Randy Gatewood

No. 17
- Position: Wide receiver

Personal information
- Born: January 31, 1973 (age 53) Wichita Falls, Texas, U.S.

Career information
- College: UNLV
- NFL draft: 1995: undrafted

Career history
- Miami Dolphins (1995)*; Arizona Rattlers (1996–2007);
- * Offseason or practice squad member only

Awards and highlights
- ArenaBowl champion (1997); 3× First-team All-Arena (1997, 2003, 2006); 3× Second-team All-Arena (1996, 1999, 2000); 3× AFL All-Ironman Team (2002, 2003, 2006); 2× AFL Ironman of the Year (2003, 2006); AFL's 20 Greatest Players #17 (2006); AFL Hall of Fame inductee (2012);

Career AFL statistics
- Receptions: 690
- Receiving yards: 9,029
- Touchdowns: 214
- Stats at ArenaFan.com

= Randy Gatewood =

American football player (born 1973)

Randy Gatewood (born January 31, 1973) is an American former professional football player who was a wide receiver in the National Football League and Arena Football League.
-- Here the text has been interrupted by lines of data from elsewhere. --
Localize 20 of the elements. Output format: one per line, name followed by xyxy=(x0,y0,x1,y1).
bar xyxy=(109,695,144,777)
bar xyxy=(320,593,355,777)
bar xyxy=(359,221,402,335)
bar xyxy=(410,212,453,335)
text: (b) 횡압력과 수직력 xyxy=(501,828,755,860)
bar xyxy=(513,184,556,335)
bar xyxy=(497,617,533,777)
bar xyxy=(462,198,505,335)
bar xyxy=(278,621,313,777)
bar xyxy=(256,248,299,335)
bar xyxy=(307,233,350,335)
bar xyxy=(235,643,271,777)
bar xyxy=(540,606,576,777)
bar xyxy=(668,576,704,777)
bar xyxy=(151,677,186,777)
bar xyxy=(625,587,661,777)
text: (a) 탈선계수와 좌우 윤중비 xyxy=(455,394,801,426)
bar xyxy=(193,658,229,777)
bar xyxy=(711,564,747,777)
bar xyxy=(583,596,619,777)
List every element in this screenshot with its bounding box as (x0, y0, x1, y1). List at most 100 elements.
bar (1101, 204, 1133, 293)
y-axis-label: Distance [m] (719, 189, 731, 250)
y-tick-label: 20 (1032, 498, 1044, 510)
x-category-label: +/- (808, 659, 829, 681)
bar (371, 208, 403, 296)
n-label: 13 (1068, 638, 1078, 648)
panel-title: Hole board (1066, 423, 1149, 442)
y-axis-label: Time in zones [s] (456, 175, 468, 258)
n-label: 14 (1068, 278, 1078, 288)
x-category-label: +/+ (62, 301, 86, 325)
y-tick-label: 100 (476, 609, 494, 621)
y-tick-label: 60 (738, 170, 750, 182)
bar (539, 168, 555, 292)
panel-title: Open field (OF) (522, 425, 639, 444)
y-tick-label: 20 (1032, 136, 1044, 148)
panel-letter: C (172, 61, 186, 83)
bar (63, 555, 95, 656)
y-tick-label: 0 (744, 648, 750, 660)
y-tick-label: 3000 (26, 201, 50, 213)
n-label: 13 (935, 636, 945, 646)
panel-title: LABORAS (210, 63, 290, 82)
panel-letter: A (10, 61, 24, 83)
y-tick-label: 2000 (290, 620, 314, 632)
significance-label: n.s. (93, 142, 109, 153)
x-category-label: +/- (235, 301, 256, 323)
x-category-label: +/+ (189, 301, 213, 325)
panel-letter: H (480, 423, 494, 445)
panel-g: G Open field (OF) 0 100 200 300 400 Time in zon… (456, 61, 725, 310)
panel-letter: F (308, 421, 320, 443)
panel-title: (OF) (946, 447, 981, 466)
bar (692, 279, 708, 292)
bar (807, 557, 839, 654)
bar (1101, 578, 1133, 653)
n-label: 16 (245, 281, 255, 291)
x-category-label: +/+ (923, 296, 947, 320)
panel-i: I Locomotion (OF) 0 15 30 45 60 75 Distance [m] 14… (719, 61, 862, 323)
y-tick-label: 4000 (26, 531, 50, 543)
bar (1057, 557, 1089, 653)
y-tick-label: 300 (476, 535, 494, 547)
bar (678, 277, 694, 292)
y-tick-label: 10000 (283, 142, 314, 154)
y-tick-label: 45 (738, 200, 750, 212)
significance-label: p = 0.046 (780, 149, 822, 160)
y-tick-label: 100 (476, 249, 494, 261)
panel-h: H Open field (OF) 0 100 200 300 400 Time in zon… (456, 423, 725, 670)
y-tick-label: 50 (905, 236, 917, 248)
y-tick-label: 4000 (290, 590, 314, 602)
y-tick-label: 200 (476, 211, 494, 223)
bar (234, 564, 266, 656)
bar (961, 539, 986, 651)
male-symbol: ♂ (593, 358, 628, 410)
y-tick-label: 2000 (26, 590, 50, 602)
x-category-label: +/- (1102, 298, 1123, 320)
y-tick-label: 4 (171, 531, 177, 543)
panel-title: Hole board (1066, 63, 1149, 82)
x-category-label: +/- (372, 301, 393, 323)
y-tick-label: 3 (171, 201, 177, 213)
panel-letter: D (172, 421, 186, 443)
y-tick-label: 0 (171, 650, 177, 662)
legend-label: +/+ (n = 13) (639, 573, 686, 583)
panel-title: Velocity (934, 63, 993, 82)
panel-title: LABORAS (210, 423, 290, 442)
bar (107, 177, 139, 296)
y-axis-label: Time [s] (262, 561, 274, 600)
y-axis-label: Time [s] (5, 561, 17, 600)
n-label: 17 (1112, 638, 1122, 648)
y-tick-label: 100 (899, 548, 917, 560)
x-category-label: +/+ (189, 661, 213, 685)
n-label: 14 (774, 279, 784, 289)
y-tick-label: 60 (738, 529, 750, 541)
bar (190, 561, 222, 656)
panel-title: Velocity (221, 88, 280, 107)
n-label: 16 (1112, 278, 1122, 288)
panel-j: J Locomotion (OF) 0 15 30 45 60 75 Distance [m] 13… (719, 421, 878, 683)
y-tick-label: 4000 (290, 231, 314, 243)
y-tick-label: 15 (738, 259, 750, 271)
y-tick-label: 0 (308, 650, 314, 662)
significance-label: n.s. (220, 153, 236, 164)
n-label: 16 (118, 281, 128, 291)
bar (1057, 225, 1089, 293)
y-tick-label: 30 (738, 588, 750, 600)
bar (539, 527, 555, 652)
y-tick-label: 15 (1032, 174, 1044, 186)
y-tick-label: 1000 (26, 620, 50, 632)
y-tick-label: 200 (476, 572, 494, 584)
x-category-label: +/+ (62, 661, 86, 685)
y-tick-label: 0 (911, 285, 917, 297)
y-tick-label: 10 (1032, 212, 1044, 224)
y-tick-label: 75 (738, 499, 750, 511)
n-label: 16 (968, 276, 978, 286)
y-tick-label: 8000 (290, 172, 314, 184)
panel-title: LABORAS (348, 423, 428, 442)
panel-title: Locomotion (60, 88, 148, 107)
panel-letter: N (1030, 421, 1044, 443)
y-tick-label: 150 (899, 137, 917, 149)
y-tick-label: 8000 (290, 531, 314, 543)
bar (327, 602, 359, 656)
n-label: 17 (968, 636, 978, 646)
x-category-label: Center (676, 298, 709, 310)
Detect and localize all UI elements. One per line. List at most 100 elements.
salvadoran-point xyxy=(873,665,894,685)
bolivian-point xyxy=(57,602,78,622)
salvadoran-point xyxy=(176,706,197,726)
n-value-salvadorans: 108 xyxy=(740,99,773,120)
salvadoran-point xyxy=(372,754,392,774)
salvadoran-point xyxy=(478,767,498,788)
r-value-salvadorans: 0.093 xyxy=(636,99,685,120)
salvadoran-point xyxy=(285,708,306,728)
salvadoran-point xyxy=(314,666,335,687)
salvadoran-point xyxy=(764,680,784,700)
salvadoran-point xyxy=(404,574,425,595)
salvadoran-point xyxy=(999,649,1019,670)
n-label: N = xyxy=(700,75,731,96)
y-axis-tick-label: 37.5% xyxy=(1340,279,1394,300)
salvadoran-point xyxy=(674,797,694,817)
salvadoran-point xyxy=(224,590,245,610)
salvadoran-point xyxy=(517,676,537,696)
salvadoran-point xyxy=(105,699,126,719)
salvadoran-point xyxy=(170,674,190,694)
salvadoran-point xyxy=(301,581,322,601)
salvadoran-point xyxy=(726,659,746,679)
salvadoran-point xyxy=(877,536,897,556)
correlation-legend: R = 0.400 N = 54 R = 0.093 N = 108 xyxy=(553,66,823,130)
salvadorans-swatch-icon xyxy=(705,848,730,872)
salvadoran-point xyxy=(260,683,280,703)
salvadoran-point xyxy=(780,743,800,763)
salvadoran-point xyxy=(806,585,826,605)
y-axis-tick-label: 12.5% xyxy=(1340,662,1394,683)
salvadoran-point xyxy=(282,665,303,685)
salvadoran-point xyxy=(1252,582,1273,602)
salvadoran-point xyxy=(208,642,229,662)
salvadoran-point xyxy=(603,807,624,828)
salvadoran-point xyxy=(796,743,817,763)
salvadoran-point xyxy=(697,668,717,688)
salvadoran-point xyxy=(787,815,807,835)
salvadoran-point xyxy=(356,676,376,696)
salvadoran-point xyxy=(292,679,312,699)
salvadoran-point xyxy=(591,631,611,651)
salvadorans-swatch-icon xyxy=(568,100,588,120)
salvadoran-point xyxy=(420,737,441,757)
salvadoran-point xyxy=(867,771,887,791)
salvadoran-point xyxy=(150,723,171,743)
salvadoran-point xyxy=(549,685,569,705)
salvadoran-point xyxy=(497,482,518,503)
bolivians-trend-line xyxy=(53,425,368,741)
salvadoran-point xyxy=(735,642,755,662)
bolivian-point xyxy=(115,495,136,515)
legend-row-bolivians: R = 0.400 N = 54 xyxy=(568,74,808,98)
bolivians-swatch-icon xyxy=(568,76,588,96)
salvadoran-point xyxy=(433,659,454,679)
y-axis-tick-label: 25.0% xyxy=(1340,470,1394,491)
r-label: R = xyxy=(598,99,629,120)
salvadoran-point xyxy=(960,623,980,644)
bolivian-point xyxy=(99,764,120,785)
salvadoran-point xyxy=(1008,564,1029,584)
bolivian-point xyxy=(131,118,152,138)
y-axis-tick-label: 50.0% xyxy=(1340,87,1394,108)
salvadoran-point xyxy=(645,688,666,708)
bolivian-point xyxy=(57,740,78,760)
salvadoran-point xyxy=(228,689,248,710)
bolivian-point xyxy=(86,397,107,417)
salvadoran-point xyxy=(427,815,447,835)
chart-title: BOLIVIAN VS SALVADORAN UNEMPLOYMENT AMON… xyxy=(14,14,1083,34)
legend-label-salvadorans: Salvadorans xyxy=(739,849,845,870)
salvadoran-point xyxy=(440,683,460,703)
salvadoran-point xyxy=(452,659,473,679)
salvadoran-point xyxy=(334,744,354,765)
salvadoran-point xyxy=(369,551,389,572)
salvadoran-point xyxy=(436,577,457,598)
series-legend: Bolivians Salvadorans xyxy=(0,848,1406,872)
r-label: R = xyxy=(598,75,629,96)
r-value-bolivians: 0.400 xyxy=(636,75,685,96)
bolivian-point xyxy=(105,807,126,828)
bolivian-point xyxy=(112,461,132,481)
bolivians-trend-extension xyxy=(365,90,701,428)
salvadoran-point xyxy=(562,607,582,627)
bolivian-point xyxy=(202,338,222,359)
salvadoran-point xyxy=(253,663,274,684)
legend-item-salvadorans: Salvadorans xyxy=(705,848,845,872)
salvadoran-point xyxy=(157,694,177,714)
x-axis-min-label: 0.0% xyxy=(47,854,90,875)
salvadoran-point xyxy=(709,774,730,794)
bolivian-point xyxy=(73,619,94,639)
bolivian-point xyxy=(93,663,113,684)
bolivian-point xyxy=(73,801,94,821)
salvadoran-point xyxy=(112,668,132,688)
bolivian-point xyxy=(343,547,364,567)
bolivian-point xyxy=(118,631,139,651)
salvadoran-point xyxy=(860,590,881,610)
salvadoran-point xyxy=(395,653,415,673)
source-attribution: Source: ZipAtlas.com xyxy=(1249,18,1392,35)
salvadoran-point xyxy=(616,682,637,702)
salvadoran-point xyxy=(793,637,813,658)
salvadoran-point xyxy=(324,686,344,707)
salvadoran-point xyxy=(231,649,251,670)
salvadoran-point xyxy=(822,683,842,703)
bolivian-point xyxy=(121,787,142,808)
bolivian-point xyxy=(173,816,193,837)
He was signed by the Miami Dolphins as an undrafted free agent in 1995. He played college football for the UNLV Rebels. He shares the single game record for most receptions with 23 catches, which he accomplished on September 17, 1994 against the Idaho Vandals.

Gatewood also played for the Arizona Rattlers. On March 25, 2002, Gatewood re-signed with the Rattlers.

In 2015, Gatewood became a sideline analyst for CBS Sports Network's AFL coverage.